First of all, everything is working and I am just puzzled at how it works.
According to https://github.com/jupyterhub/zero-to-jupyterhub-k8s/blob/f11f8ea8ea857917f59b7f9a1b79a9570e21e622/jupyterhub/values.yaml#L653-L668, I am able to specify my own cull values like
cull:
timeout: 600
every: 60
users: true
adminUsers: true
And when I installed the jupyterhub helm chart and from the hub pod (using kubectl debug), I can see the process
hub-77485c4b79-5d6ql:~# ps aux
PID USER TIME COMMAND
1 1000 0:00 tini -- jupyterhub --config /usr/local/etc/jupyterhub/jupyterhub_config.py --upgrade-db
7 1000 0:40 {jupyterhub} /usr/local/bin/python /usr/local/bin/jupyterhub --config /usr/local/etc/jupyterhub/jupyterhub_config.py --upgrade-db
11 1000 0:02 python3 -m jupyterhub_idle_culler --url=http://localhost:8081/hub/api --timeout=600 --cull-every=60 --concurrency=10 --cull-users
427 root 0:00 bash
436 root 0:00 ps aux
Process 11 is exactly what I expect to see with my customized parameters.

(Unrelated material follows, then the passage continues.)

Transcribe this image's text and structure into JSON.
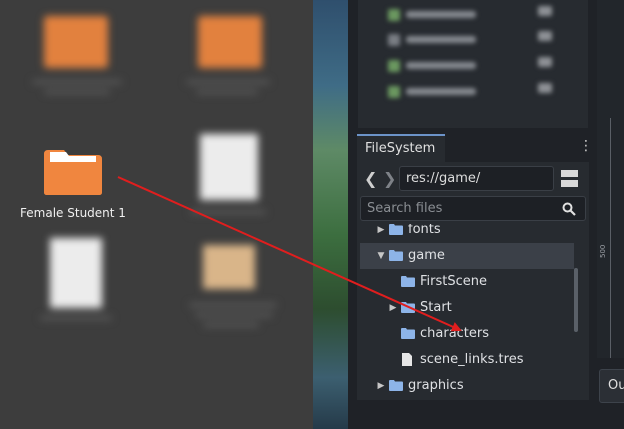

However, I am very confused on how these parameters get into my pod. I understand that we have a configmap called hub that got mounted as volumes in /usr/local/etc/jupyterhub/config/. By inspecting the data of either the configmap or the mounted folder, I cannot find the cull parameters. Furthermore, I even read the helm chart itself and I found no use of those cull parameters and also confirmed that no such reference exists in the generate manifest.
So how did my parameters get into the hub workload, seemingly magically?
I would really appreciate some insights. This is very cool.